The primary goal of the study was to examine challenges presented to humanities doctoral students that lead to increased attrition and long completion rates. The data gathered will be used to develop strategies by which research libraries can address the issues of community, accessible space, research assistance and development of a scholarly identity singled out by the study.
"High attrition rates and extended time to completion are nationally recognized issues for students pursuing doctoral degrees in the humanities," James G. Neal, Vice President for Information Services and University Librarian, Columbia University said. "The results of this study will inform university and library leadership on the importance of library collections, services and facilities to the work and success of graduate students."

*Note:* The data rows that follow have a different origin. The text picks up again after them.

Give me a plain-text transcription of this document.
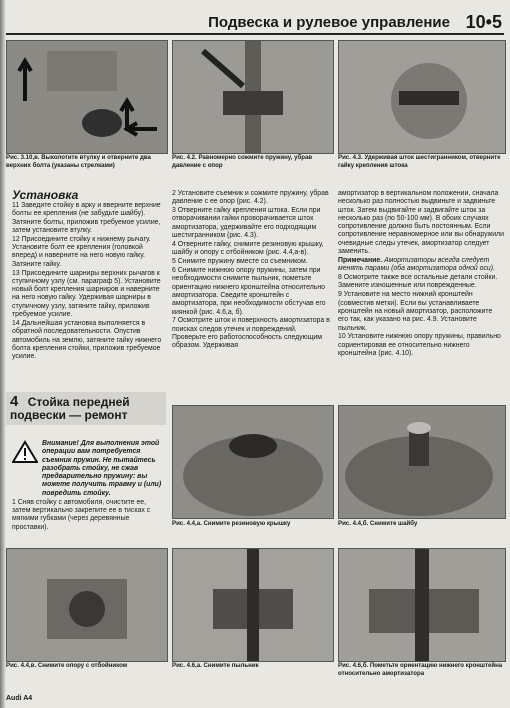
Подвеска и рулевое управление 10•5
Рис. 3.10,в. Выколотите втулку и отверните два верхних болта (указаны стрелками)
Рис. 4.2. Равномерно сожмите пружину, убрав давление с опор
Рис. 4.3. Удерживая шток шестигранником, отверните гайку крепления штока
Установка

11 Заведите стойку в арку и вверните верхние болты ее крепления (не забудьте шайбу). Затяните болты, приложив требуемое усилие, затем установите втулку.

12 Присоедините стойку к нижнему рычагу. Установите болт ее крепления (головкой вперед) и наверните на него новую гайку. Затяните гайку.

13 Присоедините шарниры верхних рычагов к ступичному узлу (см. параграф 5). Установите новый болт крепления шарниров и наверните на него новую гайку. Удерживая шарниры в ступичному узлу, затяните гайку, приложив требуемое усилие.

14 Дальнейшая установка выполняется в обратной последовательности. Опустив автомобиль на землю, затяните гайку нижнего болта крепления стойки, приложив требуемое усилие.

4 Стойка передней подвески — ремонт

Внимание! Для выполнения этой операции вам потребуется съемник пружин. Не пытайтесь разобрать стойку, не сжав предварительно пружину: вы можете получить травму и (или) повредить стойку.

1 Сняв стойку с автомобиля, очистите ее, затем вертикально закрепите ее в тисках с мягкими губками (через деревянные проставки).

2 Установите съемник и сожмите пружину, убрав давление с ее опор (рис. 4.2).

3 Отверните гайку крепления штока. Если при отворачивании гайки проворачивается шток амортизатора, удерживайте его подходящим шестигранником (рис. 4.3).

4 Отверните гайку, снимите резиновую крышку, шайбу и опору с отбойником (рис. 4.4,а-в).

5 Снимите пружину вместе со съемником.

6 Снимите нижнюю опору пружины, затем при необходимости снимите пыльник, пометьте ориентацию нижнего кронштейна относительно амортизатора. Сведите кронштейн с амортизатора, при необходимости обстучав его киянкой (рис. 4.6,а, б).

7 Осмотрите шток и поверхность амортизатора в поисках следов утечек и повреждений. Проверьте его работоспособность следующим образом. Удерживая

амортизатор в вертикальном положении, сначала несколько раз полностью выдвиньте и задвиньте шток. Затем выдвигайте и задвигайте шток за несколько раз (по 50-100 мм). В обоих случаях сопротивление должно быть постоянным. Если сопротивление неравномерное или вы обнаружили очевидные следы утечек, амортизатор следует заменить.

Примечание. Амортизаторы всегда следует менять парами (оба амортизатора одной оси).

8 Осмотрите также все остальные детали стойки. Замените изношенные или поврежденные.

9 Установите на место нижний кронштейн (совместив метки). Если вы устанавливаете кронштейн на новый амортизатор, расположите его так, как указано на рис. 4.9. Установите пыльник.

10 Установите нижнюю опору пружины, правильно сориентировав ее относительно нижнего кронштейна (рис. 4.10).

Рис. 4.4,а. Снимите резиновую крышку	Рис. 4.4,б. Снимите шайбу
Рис. 4.4,в. Снимите опору с отбойником	Рис. 4.6,а. Снимите пыльник	Рис. 4.6,б. Пометьте ориентацию нижнего кронштейна относительно амортизатора
Audi A4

Both Columbia and Cornell libraries plan to use the results of the study to create new opportunities and encourage deeper collaboration with campus partners. Columbia will also use the study to inform ongoing facilities development and the renovation and expansion of the Digital Humanities Center; Cornell will explore the feasibility of an immersion program for humanities graduate students.
"This study speaks to some of the deepest concerns for students of the humanities," said Anne R. Kenney, Carl A. Kroch University Librarian at Cornell. "Ultimately, libraries will be able not only to support their development as scholars, but also to help build community and create a more successful academic experience."
The results of this study will be presented at the 3rd Qualitative and Quantitative Methods in Libraries International Conference (QQML2011) in Athens, Greece at the end of May.